Jair Bolsonaro dio positivo para COVID-19 en la cuarta prueba a la que se sometió desde el inicio de la pandemia, y luego de tener fiebre de 38ºC. El presidente de Brasil reveló el resultado en un encuentro con periodistas indicando que se siente “bien” y que lo recibió “sin pánico”. Faltaría más, si él mismo había dicho que dado su historial de atleta no tendría de qué preocuparse si resultaba contagiado. Pues ya lo está.
Claro que haciendo gala de su impresentable estilo, mezcla de un rotundo negacionismo sobre los riesgos del virus y de una cínica e irresponsable actitud que lo ha llevado a contrariar en todas las formas posibles las medidas de aislamiento social y prevención sanitarias.
El líder de ultraderecha aseguró que el coronavirus es “como la lluvia” y por tanto “mojará a muchos”, incluido a él ahora. Resultaba ingenuo creer, como muchos habían estimado, que Bolsonaro, si se contagiaba, cambiaría su desprecio infinito por la ciencia y por la misma enfermedad a la que calificó como una “gripecita”. Dolorosamente el coronavirus, que no es un mal menor, ha matado a cerca de 70 mil personas e infectado a un millón 600 mil personas en esta nación, que ya es la segunda del mundo con más decesos y casos confirmados.
Obsesionado con el crecimiento económico y defendiendo que “no se puede parar de trabajar”, pasando incluso por encima de la salud y el bienestar de las personas, Bolsonaro anunció que entraba en cuarentena, pero no en cese de actividades, y llamó una vez más a acelerar el fin de las restricciones decretadas en estados donde la COVID-19 continúa sin control, y cuyos gobernadores se le han enfrentado abiertamente desafiando su reprochable desdén hacia esta monumental crisis sanitaria, a la que alguna vez también consideró una “histeria” colectiva.
A cuántas personas no habrá contagiado el jefe de Estado de Brasil, un populista redomado, que horas antes de ser diagnosticado cumplía una intensa agenda pública, sin ninguna precaución, asistiendo a actos masivos estrechando las manos de autoridades y abrazando y besando a sus partidarios en los baños de multitudes que tanto le gustan.

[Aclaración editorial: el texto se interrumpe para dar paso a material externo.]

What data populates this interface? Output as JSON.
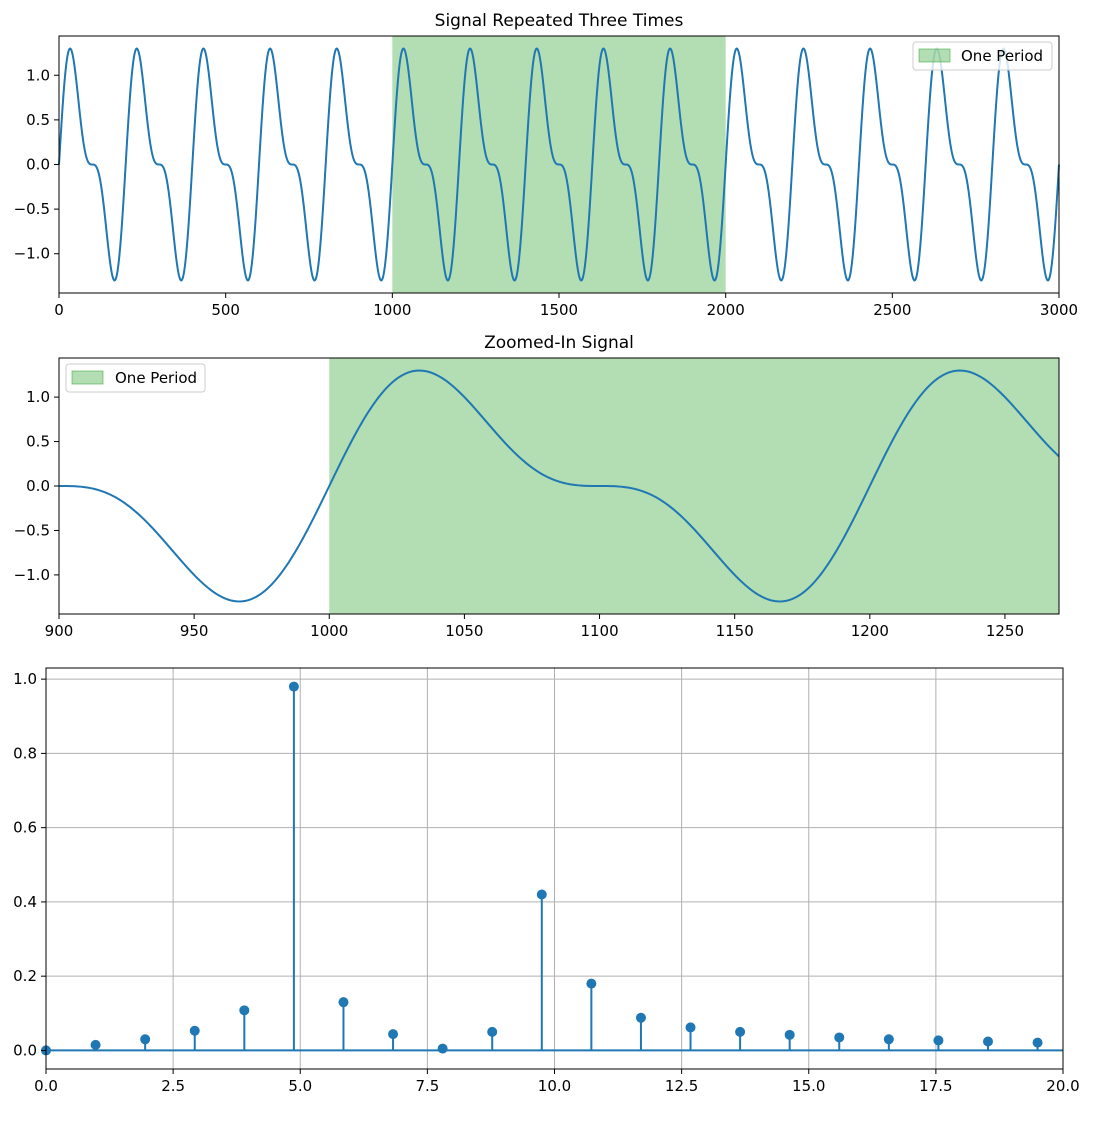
{
  "chart_data": [
    {
      "type": "line",
      "title": "Signal Repeated Three Times",
      "xlabel": "",
      "ylabel": "",
      "xlim": [
        0,
        3000
      ],
      "ylim": [
        -1.44,
        1.44
      ],
      "xticks": [
        0,
        500,
        1000,
        1500,
        2000,
        2500,
        3000
      ],
      "yticks": [
        -1.0,
        -0.5,
        0.0,
        0.5,
        1.0
      ],
      "xtick_labels": [
        "0",
        "500",
        "1000",
        "1500",
        "2000",
        "2500",
        "3000"
      ],
      "ytick_labels": [
        "−1.0",
        "−0.5",
        "0.0",
        "0.5",
        "1.0"
      ],
      "grid": false,
      "series": [
        {
          "color": "#1f77b4",
          "function": "sin(2*pi*5*t) + 0.5*sin(2*pi*10*t), t = (n mod 1000)/1000",
          "n_range": [
            0,
            3000
          ]
        }
      ],
      "shaded_span": {
        "x": [
          1000,
          2000
        ],
        "color": "#2ca02c",
        "opacity": 0.36,
        "legend_label": "One Period"
      },
      "legend": {
        "position": "top-right",
        "entries": [
          "One Period"
        ]
      }
    },
    {
      "type": "line",
      "title": "Zoomed-In Signal",
      "xlabel": "",
      "ylabel": "",
      "xlim": [
        900,
        1270
      ],
      "ylim": [
        -1.44,
        1.44
      ],
      "xticks": [
        900,
        950,
        1000,
        1050,
        1100,
        1150,
        1200,
        1250
      ],
      "yticks": [
        -1.0,
        -0.5,
        0.0,
        0.5,
        1.0
      ],
      "xtick_labels": [
        "900",
        "950",
        "1000",
        "1050",
        "1100",
        "1150",
        "1200",
        "1250"
      ],
      "ytick_labels": [
        "−1.0",
        "−0.5",
        "0.0",
        "0.5",
        "1.0"
      ],
      "grid": false,
      "series": [
        {
          "color": "#1f77b4",
          "function": "sin(2*pi*5*t) + 0.5*sin(2*pi*10*t), t = (n mod 1000)/1000",
          "n_range": [
            900,
            1270
          ]
        }
      ],
      "shaded_span": {
        "x": [
          1000,
          1270
        ],
        "color": "#2ca02c",
        "opacity": 0.36,
        "legend_label": "One Period"
      },
      "legend": {
        "position": "top-left",
        "entries": [
          "One Period"
        ]
      }
    },
    {
      "type": "stem",
      "title": "",
      "xlabel": "",
      "ylabel": "",
      "xlim": [
        0,
        20
      ],
      "ylim": [
        -0.05,
        1.03
      ],
      "xticks": [
        0,
        2.5,
        5,
        7.5,
        10,
        12.5,
        15,
        17.5,
        20
      ],
      "yticks": [
        0.0,
        0.2,
        0.4,
        0.6,
        0.8,
        1.0
      ],
      "xtick_labels": [
        "0.0",
        "2.5",
        "5.0",
        "7.5",
        "10.0",
        "12.5",
        "15.0",
        "17.5",
        "20.0"
      ],
      "ytick_labels": [
        "0.0",
        "0.2",
        "0.4",
        "0.6",
        "0.8",
        "1.0"
      ],
      "grid": true,
      "color": "#1f77b4",
      "x": [
        0,
        0.975,
        1.95,
        2.925,
        3.9,
        4.875,
        5.85,
        6.825,
        7.8,
        8.775,
        9.75,
        10.725,
        11.7,
        12.675,
        13.65,
        14.625,
        15.6,
        16.575,
        17.55,
        18.525,
        19.5
      ],
      "values": [
        0.0,
        0.015,
        0.03,
        0.053,
        0.108,
        0.98,
        0.13,
        0.044,
        0.005,
        0.05,
        0.42,
        0.18,
        0.088,
        0.062,
        0.05,
        0.042,
        0.035,
        0.03,
        0.027,
        0.024,
        0.021
      ]
    }
  ]
}
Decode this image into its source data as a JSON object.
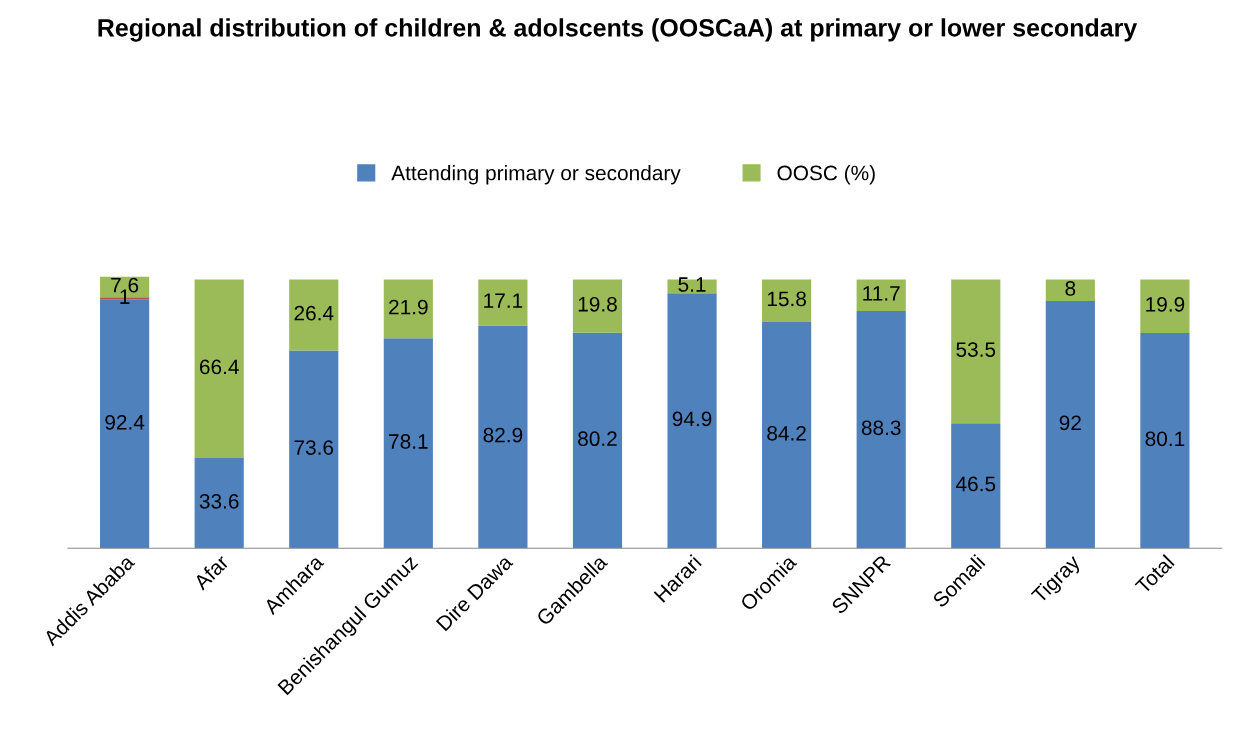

Qué podría esperarse de quien declaró hace unas semanas, cuando ya se contabilizaban miles de fallecidos, “el brasileño debería ser objeto de estudio, no se contagia aunque le veas saltar a una alcantarilla. Sale y bucea, no le pasa nada”.
Bolsonaro apostó por una errónea estrategia, que lo llevó a cometer monumentales errores, al intentar aminorar la dimensión de la pandemia generando falsas expectativas en los habitantes de Brasil, que pagan un precio demasiado elevado por la inconciencia de su principal gobernante, quien hoy luce totalmente desdibujado y acorralado por la magnitud de la tragedia que sacude al país.
Las patéticas ocurrencias y desafortunadas salidas en falso de este jefe de Estado, que como su segundo nombre se autoproclamó Mesías, ni evitaron la desbocada curva de ascenso de contagios y muertos ni sirvieron para paliar el ruinoso alcance económico de la pandemia en el gigante sudamericano, en el que sigue creciendo la pobreza que ya afectaba a 55 de sus 217 millones de habitantes antes de la actual crisis.
Sin duda, superar el virus debe ser hoy la principal preocupación del mandatario, pero no la única. La devaluación de la moneda, la corrupción rampante, la violencia callejera que causa al año más de 63 mil muertes, el racismo, la discriminación, la desigualdad social son solo algunas de sus asignaturas pendientes.
Está claro que Bolsonaro gobierna un país con tantos frentes como heridas abiertas, varias de las cuales se han agrandado por la improvisación de sus propias decisiones, hoy fuertemente cuestionadas por quienes antes fueron sus aliados, como el exjuez federal Sergio Moro, su antiguo ministro de Justicia, quien lo acusa de interferir en la Policía Federal. Un caso por el que el Tribunal Supremo lo investiga. Pronta recuperación, señor Bolsonaro.